Here you will learn what is the formula of sin 2A in terms of sin and cos and also in terms of tan with proof and examples.
Let’s begin –
Sin 2A Formula
(i) In Terms of Cos and Sin :
Sin 2A = 2 sin A cos A
Proof :
We have,
Sin (A + B) = sin A cos B + cos A sin B
Replacing B by A,
\(\implies\) sin 2A = sin A cos A + cos A sin A
\(\implies\) sin 2A = 2 sin A cos A
We can also write above relation in terms of angle A/2, just replace A by A/2, we get
sin A = \(2 sin ({A\over 2}) cos ({A\over 2})\)

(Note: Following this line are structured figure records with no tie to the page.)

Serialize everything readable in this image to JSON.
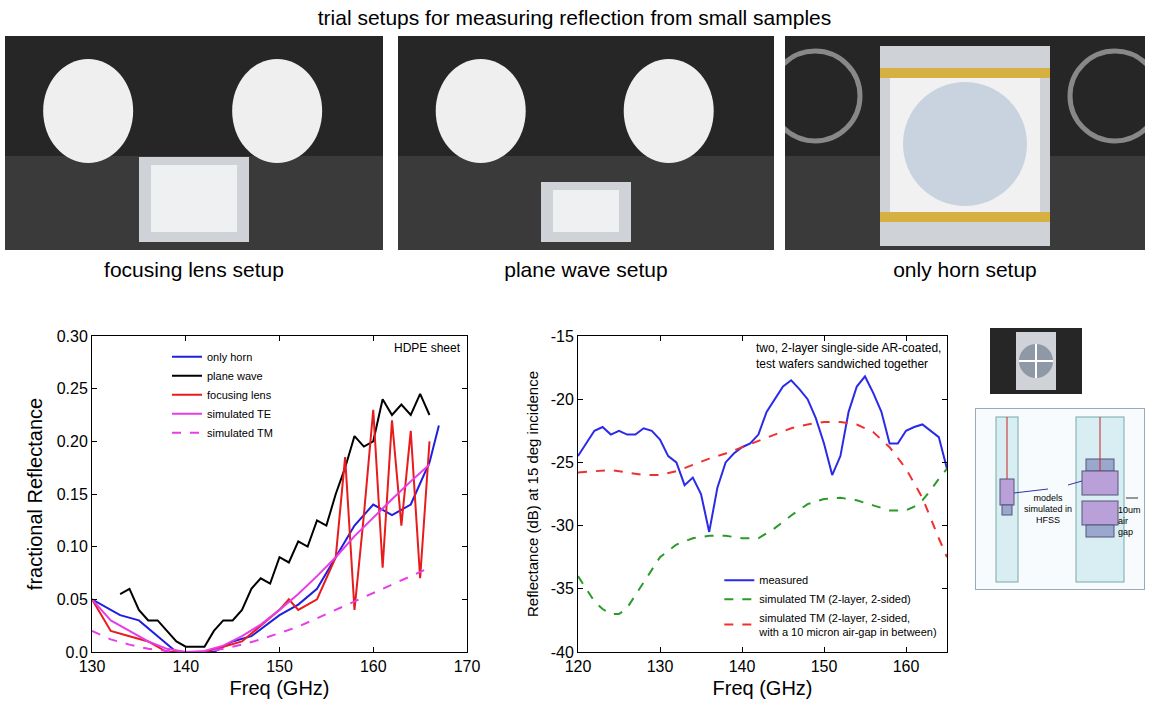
{
  "title": "trial setups for measuring reflection from small samples",
  "photos": [
    {
      "caption": "focusing lens setup"
    },
    {
      "caption": "plane wave setup"
    },
    {
      "caption": "only horn setup"
    }
  ],
  "chart_data": [
    {
      "type": "line",
      "x_title": "Freq (GHz)",
      "y_title": "fractional Reflectance",
      "annotations": [
        "HDPE sheet"
      ],
      "xlim": [
        130,
        170
      ],
      "xticks": [
        130,
        140,
        150,
        160,
        170
      ],
      "ylim": [
        0,
        0.3
      ],
      "yticks": [
        {
          "value": 0,
          "label": "0.0"
        },
        0.05,
        {
          "value": 0.1,
          "label": "0.10"
        },
        0.15,
        {
          "value": 0.2,
          "label": "0.20"
        },
        0.25,
        {
          "value": 0.3,
          "label": "0.30"
        }
      ],
      "grid": false,
      "legend": "upper left",
      "series": [
        {
          "name": "only horn",
          "color": "#1f1fe0",
          "line_style": "solid",
          "x": [
            130,
            133,
            135,
            137,
            139,
            141,
            143,
            145,
            147,
            150,
            152,
            154,
            156,
            158,
            160,
            162,
            164,
            166,
            167
          ],
          "values": [
            0.05,
            0.035,
            0.03,
            0.015,
            0.0,
            0.0,
            0.0,
            0.01,
            0.015,
            0.035,
            0.045,
            0.06,
            0.09,
            0.12,
            0.14,
            0.13,
            0.14,
            0.18,
            0.215
          ]
        },
        {
          "name": "plane wave",
          "color": "#000000",
          "line_style": "solid",
          "x": [
            133,
            134,
            135,
            136,
            137,
            138,
            139,
            140,
            141,
            142,
            143,
            144,
            145,
            146,
            147,
            148,
            149,
            150,
            151,
            152,
            153,
            154,
            155,
            156,
            157,
            158,
            159,
            160,
            161,
            162,
            163,
            164,
            165,
            166
          ],
          "values": [
            0.055,
            0.06,
            0.04,
            0.03,
            0.03,
            0.02,
            0.01,
            0.005,
            0.005,
            0.005,
            0.02,
            0.03,
            0.03,
            0.04,
            0.06,
            0.07,
            0.065,
            0.09,
            0.085,
            0.105,
            0.1,
            0.125,
            0.12,
            0.15,
            0.175,
            0.205,
            0.195,
            0.2,
            0.24,
            0.225,
            0.235,
            0.225,
            0.245,
            0.225
          ]
        },
        {
          "name": "focusing lens",
          "color": "#e81c1c",
          "line_style": "solid",
          "x": [
            130,
            132,
            134,
            136,
            138,
            140,
            142,
            144,
            146,
            148,
            150,
            151,
            152,
            153,
            154,
            155,
            156,
            157,
            158,
            159,
            160,
            161,
            162,
            163,
            164,
            165,
            166
          ],
          "values": [
            0.05,
            0.02,
            0.015,
            0.01,
            0.0,
            0.0,
            0.0,
            0.005,
            0.01,
            0.025,
            0.04,
            0.05,
            0.04,
            0.045,
            0.05,
            0.07,
            0.09,
            0.185,
            0.04,
            0.13,
            0.23,
            0.08,
            0.22,
            0.12,
            0.21,
            0.07,
            0.2
          ]
        },
        {
          "name": "simulated TE",
          "color": "#e83ce8",
          "line_style": "solid",
          "x": [
            130,
            132,
            134,
            136,
            138,
            140,
            142,
            144,
            146,
            148,
            150,
            152,
            154,
            156,
            158,
            160,
            162,
            164,
            166
          ],
          "values": [
            0.05,
            0.03,
            0.02,
            0.01,
            0.003,
            0.0,
            0.001,
            0.006,
            0.015,
            0.026,
            0.04,
            0.055,
            0.072,
            0.09,
            0.11,
            0.128,
            0.145,
            0.162,
            0.178
          ]
        },
        {
          "name": "simulated TM",
          "color": "#e83ce8",
          "line_style": "dash",
          "x": [
            130,
            132,
            134,
            136,
            138,
            140,
            142,
            144,
            146,
            148,
            150,
            152,
            154,
            156,
            158,
            160,
            162,
            164,
            166
          ],
          "values": [
            0.02,
            0.012,
            0.007,
            0.003,
            0.001,
            0.0,
            0.0,
            0.003,
            0.007,
            0.012,
            0.018,
            0.024,
            0.032,
            0.04,
            0.048,
            0.056,
            0.064,
            0.072,
            0.08
          ]
        }
      ]
    },
    {
      "type": "line",
      "x_title": "Freq (GHz)",
      "y_title": "Reflectance (dB) at 15 deg incidence",
      "annotations": [
        "two, 2-layer single-side AR-coated, test wafers sandwiched together"
      ],
      "xlim": [
        120,
        165
      ],
      "xticks": [
        120,
        130,
        140,
        150,
        160
      ],
      "ylim": [
        -40,
        -15
      ],
      "yticks": [
        -40,
        -35,
        -30,
        -25,
        -20,
        -15
      ],
      "grid": false,
      "legend": "lower right",
      "series": [
        {
          "name": "measured",
          "color": "#2a2ae8",
          "line_style": "solid",
          "x": [
            120,
            121,
            122,
            123,
            124,
            125,
            126,
            127,
            128,
            129,
            130,
            131,
            132,
            133,
            134,
            135,
            136,
            137,
            138,
            139,
            140,
            141,
            142,
            143,
            144,
            145,
            146,
            147,
            148,
            149,
            150,
            151,
            152,
            153,
            154,
            155,
            156,
            157,
            158,
            159,
            160,
            161,
            162,
            163,
            164,
            165
          ],
          "values": [
            -24.5,
            -23.5,
            -22.5,
            -22.2,
            -22.8,
            -22.5,
            -22.8,
            -22.8,
            -22.3,
            -22.5,
            -23.2,
            -24.5,
            -25,
            -26.8,
            -26.2,
            -27.5,
            -30.5,
            -27,
            -25,
            -24.3,
            -23.8,
            -23.5,
            -22.8,
            -21,
            -20,
            -19,
            -18.5,
            -19.2,
            -20,
            -21.5,
            -23.5,
            -26,
            -24.5,
            -21,
            -19,
            -18.2,
            -19.5,
            -21,
            -23.5,
            -23.5,
            -22.5,
            -22.2,
            -22,
            -22.5,
            -23,
            -25.5
          ]
        },
        {
          "name": "simulated TM (2-layer, 2-sided)",
          "color": "#2a9a2a",
          "line_style": "dash",
          "x": [
            120,
            121,
            122,
            123,
            124,
            125,
            126,
            127,
            128,
            129,
            130,
            132,
            134,
            136,
            138,
            140,
            142,
            144,
            146,
            148,
            150,
            152,
            154,
            156,
            158,
            160,
            161,
            162,
            163,
            164,
            165
          ],
          "values": [
            -34,
            -35,
            -36,
            -36.6,
            -37,
            -37,
            -36.5,
            -35.5,
            -34.5,
            -33.5,
            -32.5,
            -31.5,
            -31,
            -30.8,
            -30.8,
            -31,
            -31,
            -30.2,
            -29.2,
            -28.3,
            -27.9,
            -27.8,
            -28,
            -28.4,
            -28.8,
            -28.8,
            -28.5,
            -28,
            -27.2,
            -26.3,
            -25.5
          ]
        },
        {
          "name": "simulated TM (2-layer, 2-sided, with a 10 micron air-gap in between)",
          "color": "#f03030",
          "line_style": "dash",
          "x": [
            120,
            122,
            124,
            126,
            128,
            130,
            132,
            134,
            136,
            138,
            140,
            142,
            144,
            146,
            148,
            150,
            152,
            154,
            156,
            158,
            160,
            162,
            164,
            165
          ],
          "values": [
            -25.8,
            -25.7,
            -25.6,
            -25.8,
            -26,
            -26,
            -25.7,
            -25.2,
            -24.7,
            -24.3,
            -23.8,
            -23.3,
            -22.8,
            -22.3,
            -22,
            -21.8,
            -21.8,
            -22,
            -22.6,
            -23.8,
            -25.5,
            -27.8,
            -31,
            -32.5
          ]
        }
      ]
    }
  ],
  "diagram": {
    "label": "models simulated in HFSS",
    "gap_label": "10um air gap"
  }
}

(ii) Sin 2A Formula in Terms of Tan :
Sin 2A = \(2 tan A\over 1 + tan^2 A\)
Proof :
We have,
sin 2A = 2 sin A cos A
\(\implies\) sin 2A = \(2 sin A cos A\over sin^2 A + cos^2 A\)
[ \(\because\) \(sin^2 A + cos^2 A\) = 1 ]
Now, Dividing numerator and denominator by \(cos^2 A\),
\(\implies\) sin 2A = \({2sin A cos A\over cos^2 A}\over {sin^2 A + cos^2 A\over cos^2 A}\)
\(\implies\) sin 2A = \(2 tan A\over 1 + tan^2 A\)
We can also write above relation in terms of angle A/2, just replace A by A/2, we get
sin A = \(2 tan ({A\over 2})\over 1 + tan^2 ({A\over 2})\)
Example : Find the value of Sin 120 ?
Solution : We Know that sin 60 = \(\sqrt{3}\over 2\) and cos 60 = \(1\over 2\)
By using above formula,
sin 120 = 2 sin 60 cos 60 = 2 \(\times\) \(\sqrt{3}\over 2\) \(\times\) \(1\over 2\)
\(\implies\) sin 120 = \(\sqrt{3}\over 2\)
Example : If sin A = \(3\over 5\), where 0 < A < 90, find the value of sin 2A ?
Solution : We have,
sin A = \(3\over 5\) where 0 < A < 90 degrees
\(\therefore\) \(cos^2 A\) = 1 – \(sin^2 A\)
\(\implies\) cos A = \(\sqrt{1 – sin^2 A}\) = \(\sqrt{1 – {9\over 25}}\) = \(4\over 5\)
By using above formula,
sin 2A = 2 sin A cos A = 2 \(\times\) \(3\over 5\) \(\times\) \(4\over 5\)
\(\implies\) sin 2A = \(24\over 25\)